Born in 1937 in Rock Island, Illinois, my first encounter with him was in Crouch End music library in North London, a place I once visited frequently to stock up my itunes. Every time I went there this interesting reddish-brown sleeve with an indistinct figure seen through a broken window, simply titled ‘David Ackles’, looked back at me. I used to leave with jazz and folk but never ‘David Ackles’.
One day I’d rented all the Fairport and Sun-Ra they had, so I finally took a chance on ‘David Ackles’. When I got home and listened to it, it was like I was playing the perfect music – the opening track ‘The Road to Cairo’ with it’s slow swinging rhythm and that late 60s deep clicking bass line sound was so evocative. By the time I got to ‘Blue Ribbons’ and then ‘Down River’ with it’s out-of-tune bar room piano part, I was having a musical epiphany!

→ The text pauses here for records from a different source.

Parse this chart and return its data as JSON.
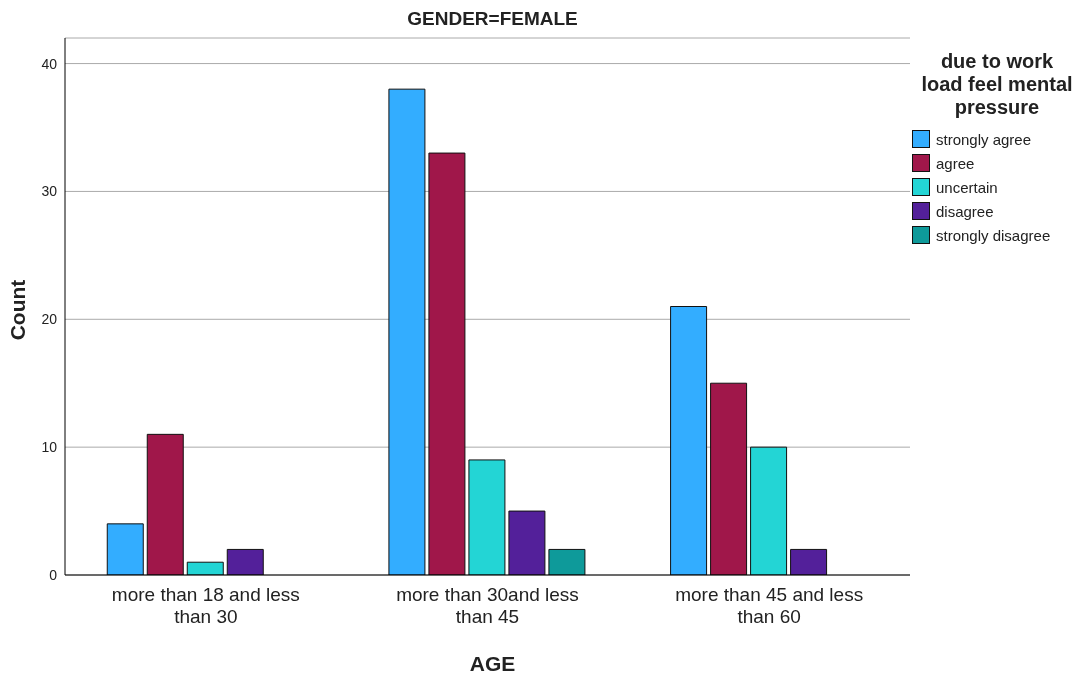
{
  "chart_data": {
    "type": "bar",
    "title": "GENDER=FEMALE",
    "xlabel": "AGE",
    "ylabel": "Count",
    "legend_title": "due to work load feel mental pressure",
    "categories": [
      "more than 18 and less than 30",
      "more than 30and less than 45",
      "more than 45 and less than 60"
    ],
    "series": [
      {
        "name": "strongly agree",
        "color": "#33adff",
        "values": [
          4,
          38,
          21
        ]
      },
      {
        "name": "agree",
        "color": "#a0174a",
        "values": [
          11,
          33,
          15
        ]
      },
      {
        "name": "uncertain",
        "color": "#23d5d5",
        "values": [
          1,
          9,
          10
        ]
      },
      {
        "name": "disagree",
        "color": "#53209a",
        "values": [
          2,
          5,
          2
        ]
      },
      {
        "name": "strongly disagree",
        "color": "#0e9a9a",
        "values": [
          null,
          2,
          null
        ]
      }
    ],
    "ylim": [
      0,
      42
    ],
    "yticks": [
      0,
      10,
      20,
      30,
      40
    ],
    "grid": "y",
    "legend": "right"
  }
}
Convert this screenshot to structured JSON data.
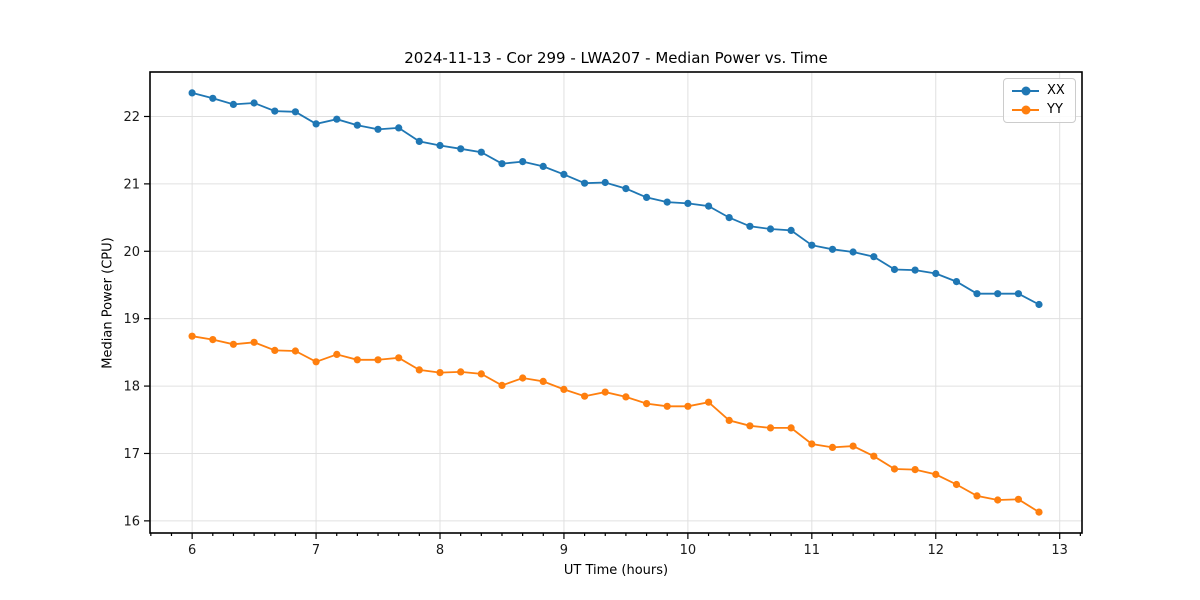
{
  "chart_data": {
    "type": "line",
    "title": "2024-11-13 - Cor 299 - LWA207 - Median Power vs. Time",
    "xlabel": "UT Time (hours)",
    "ylabel": "Median Power (CPU)",
    "xlim": [
      5.66,
      13.18
    ],
    "ylim": [
      15.82,
      22.66
    ],
    "x_ticks": [
      6,
      7,
      8,
      9,
      10,
      11,
      12,
      13
    ],
    "y_ticks": [
      16,
      17,
      18,
      19,
      20,
      21,
      22
    ],
    "x_minor_interval_hours": 0.1667,
    "grid": true,
    "legend_position": "upper right",
    "marker": "circle",
    "x": [
      6.0,
      6.167,
      6.333,
      6.5,
      6.667,
      6.833,
      7.0,
      7.167,
      7.333,
      7.5,
      7.667,
      7.833,
      8.0,
      8.167,
      8.333,
      8.5,
      8.667,
      8.833,
      9.0,
      9.167,
      9.333,
      9.5,
      9.667,
      9.833,
      10.0,
      10.167,
      10.333,
      10.5,
      10.667,
      10.833,
      11.0,
      11.167,
      11.333,
      11.5,
      11.667,
      11.833,
      12.0,
      12.167,
      12.333,
      12.5,
      12.667,
      12.833
    ],
    "series": [
      {
        "name": "XX",
        "color": "#1f77b4",
        "values": [
          22.35,
          22.27,
          22.18,
          22.2,
          22.08,
          22.07,
          21.89,
          21.96,
          21.87,
          21.81,
          21.83,
          21.63,
          21.57,
          21.52,
          21.47,
          21.3,
          21.33,
          21.26,
          21.14,
          21.01,
          21.02,
          20.93,
          20.8,
          20.73,
          20.71,
          20.67,
          20.5,
          20.37,
          20.33,
          20.31,
          20.09,
          20.03,
          19.99,
          19.92,
          19.73,
          19.72,
          19.67,
          19.55,
          19.37,
          19.37,
          19.37,
          19.21
        ]
      },
      {
        "name": "YY",
        "color": "#ff7f0e",
        "values": [
          18.74,
          18.69,
          18.62,
          18.65,
          18.53,
          18.52,
          18.36,
          18.47,
          18.39,
          18.39,
          18.42,
          18.24,
          18.2,
          18.21,
          18.18,
          18.01,
          18.12,
          18.07,
          17.95,
          17.85,
          17.91,
          17.84,
          17.74,
          17.7,
          17.7,
          17.76,
          17.49,
          17.41,
          17.38,
          17.38,
          17.14,
          17.09,
          17.11,
          16.96,
          16.77,
          16.76,
          16.69,
          16.54,
          16.37,
          16.31,
          16.32,
          16.13
        ]
      }
    ],
    "style": {
      "grid_color": "#e0e0e0",
      "spine_color": "#000000",
      "tick_label_color": "#1a1a1a",
      "background": "#ffffff"
    }
  }
}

His voice was so rich and dramatic and at other times understated.
That experience immediately caused me to buy the other 3 albums of the 4 he recorded between 1968 -73, Subway to the Country (1970) American Gothic (1972) and Five and Dime (1973). Of these three American Gothic was probably his most acclaimed, recorded in England and produced by Elton John co-writer Bernie Taupin, it was described as ‘The Sgt. Peppers of Folk’ by The Sunday Times when it was released. It contains tender ballads and social comment delivered with Jacques Brel/Kurt Weill undertones that give a hint of his background in musical theatre.

In all his work he has a unique ability to perfectly represent the lost, the lonely, the disaffected, the disconnected and the broken-hearted, even though he was a happily married, family man for nearly 30 years. When I heard the lyrics ‘I’ve been loved, so I know I’m alive’ from ‘I’ve Been Loved’ the second track on ‘Five and Dime’, the hair stood up on my arms and the tears stung the corner of my eyes, especially as I was watching my own mother descend into Alzheimers seemingly living out her days with no purpose, having lost my Dad.

He is sometimes described as ‘an artist’s artist’ and he can count Elvis Costello and Elton John among his most vociferous supporters also Phil Collins included ‘Down River’ in his Desert Island Discs. I would also cite him as a major influence.
David Ackles succumbed to cancer in 1999 and while we are all just men and women in physical form he is someone I truly wish I had met.